Garrett Gillin is a master’s in business administration student and president of Drexel’s Entrepreneurship Association for Graduates & Alumni.
The Triangle: What is Drexel’s Entrepreneurship Association for Graduates & Alumni?
Garrett Gillin: Drexel’s Entrepreneurship Association for Graduates & Alumni is pretty much an extension of the undergraduate Drexel Entrepreneurial Association, which specifically deals with grad students and alumni of the University. It started about two years ago, but they weren’t doing much with it, so a year ago, I took it over with another MBA student. We took it from a name and no members to an organization that gets about 100 people at each event. We collaborate with people from other schools and groups to promote entrepreneurship.
TT: What role do you play in DEAGA?
GG: I am the president currently, and I guess could be called the founder. Somebody made the name, but the organization wasn’t actually alive until we founded it.
TT: Do you typically generate the ideas, or do you work as a team?
GG: I am an MBA [student] and an entrepreneur, and I saw the opportunity to help everybody and promote entrepreneurship at the University. I pretty much set the goals, which are in line with the goals of President [John A.] Fry and the goals of the School of Entrepreneurship here. Our main goal is to promote the culture of entrepreneurship, whereas the University provides resources for entrepreneurs but it doesn’t necessarily create a culture. I think that’s something only students can do, or it’s at least easier for us to do that. Our goals are oriented toward helping students connect with other entrepreneurs, just talk about ideas, and get help with finding co-founders. We are more of a resource and a networking hub.
TT: What interested you in DEAGA, and how did you get involved?
GG: There was a general meeting that me and a couple of other MBA students went to. It was just a call for entrepreneurs in this club, and the meeting happened in the first couple of weeks of me being an MBA. The person running it at the time said we would meet up soon just to talk about what we can be, but nothing happened for three to four months. In the meantime, we wanted to network with entrepreneurs, so we approached the people in charge — the faculty members — and asked them if we could take it over.
TT: If people have a business idea or want to join DEAGA, what should they do?
GG: Anyone looking to join DEAGA can just contact me ([email protected]) or any member of our organization. They can also just come to any of our events, which are advertised on the Drexel Events Calendar. Also, we send out a newsletter to anyone on our mailing list, so if you email us ([email protected]), you can get on that. If anyone has a business plan and they want to discuss it, there are various resources available on campus, and I am definitely one of them. Anyone is free to contact me at any time to point them in the right direction. Besides that, they can just walk in to the Baiada Institute [for Entrepreneurship] and talk with anyone there.

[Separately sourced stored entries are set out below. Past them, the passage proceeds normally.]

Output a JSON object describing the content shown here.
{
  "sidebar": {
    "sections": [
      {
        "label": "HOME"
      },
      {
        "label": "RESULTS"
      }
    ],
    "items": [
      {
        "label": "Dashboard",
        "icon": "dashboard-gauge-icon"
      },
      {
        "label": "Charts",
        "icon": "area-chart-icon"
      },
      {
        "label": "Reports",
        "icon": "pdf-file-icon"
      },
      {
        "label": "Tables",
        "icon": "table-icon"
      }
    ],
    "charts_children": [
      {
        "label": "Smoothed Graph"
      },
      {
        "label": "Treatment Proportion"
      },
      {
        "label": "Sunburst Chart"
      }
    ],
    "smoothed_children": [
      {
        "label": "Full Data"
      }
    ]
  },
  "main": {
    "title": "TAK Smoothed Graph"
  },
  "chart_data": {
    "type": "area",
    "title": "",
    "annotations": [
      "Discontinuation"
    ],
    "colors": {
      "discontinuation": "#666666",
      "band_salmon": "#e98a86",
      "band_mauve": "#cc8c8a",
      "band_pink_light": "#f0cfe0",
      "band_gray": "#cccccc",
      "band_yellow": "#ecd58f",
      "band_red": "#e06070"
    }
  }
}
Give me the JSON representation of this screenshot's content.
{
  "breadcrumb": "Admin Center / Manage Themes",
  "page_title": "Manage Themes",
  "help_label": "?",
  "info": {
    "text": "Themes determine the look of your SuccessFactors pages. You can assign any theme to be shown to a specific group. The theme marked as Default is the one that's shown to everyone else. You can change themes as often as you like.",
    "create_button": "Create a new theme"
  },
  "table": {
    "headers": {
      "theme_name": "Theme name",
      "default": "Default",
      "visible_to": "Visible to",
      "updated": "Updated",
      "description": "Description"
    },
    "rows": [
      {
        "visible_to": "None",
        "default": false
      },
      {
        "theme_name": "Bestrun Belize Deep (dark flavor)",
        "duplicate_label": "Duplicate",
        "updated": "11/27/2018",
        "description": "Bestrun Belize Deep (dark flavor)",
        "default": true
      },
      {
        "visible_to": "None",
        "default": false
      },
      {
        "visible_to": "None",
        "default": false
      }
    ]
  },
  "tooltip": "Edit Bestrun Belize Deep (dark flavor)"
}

TT: What was your first entrepreneurial endeavor? How did you come up with the business idea, and how did you implement it?
GG: My undergraduate degree was actually in biotech; major in biology and minor in chemistry. I always wanted to do business, but I was interested in the biotech industries or pharmaceuticals. I [discovered] I like entrepreneurship better, and a good friend of mine who is the owner of bidStart, which is like eBay for collectibles, wanted to branch out and do something else. I came up with this idea for a discount restaurant website. We had this idea to have time-sensitive deals to drive traffic during offbeat hours. We did that for about two years, and our whole goal was to be acquired, and that didn’t happen. Sometimes you have to cut your losses, and that is when I decided to go to grad school, extend my education and also pursue other entrepreneurial endeavors.
TT: What’s the secret, in your opinion, to becoming a successful entrepreneur?
GG: Two things. One: Everyone thinks they are going to be rich overnight, but the truth is it’s hard work. We work 16-hour days, six or seven days a week, so hard work is definitely one. Two: Surround yourself with the right people. Everyone says invest in the team, not the idea, so getting the right people on board and getting people who are going to work a lot to accomplish it is probably the main thing.
TT: Are there any current entrepreneurial ideas you are working on?
GG: Yes. Right when I started the MBA program, I was doing freelance marketing, and that spawned into its own marketing company called 215 Marketing. That’s what my main focus is right now. It is me, three other partners, three interns and eight employees. It’s going full speed and going really well. Besides that, I was also in the Drexel business plan competition for a skin care product we are launching called Noleuderm. It’s an all-natural treatment for hypopigmentation — it basically brings back lost skin color.
TT: Where do you hope to see yourself in 10 years?
GG: Definitely involved in the community, helping entrepreneurs and still with the school. I really like what Drexel is doing. I will probably be heavily involved with one or two of my own companies and probably somehow giving back to the entrepreneurship community.
Triangle Talks is a weekly column that highlights members of the Drexel community.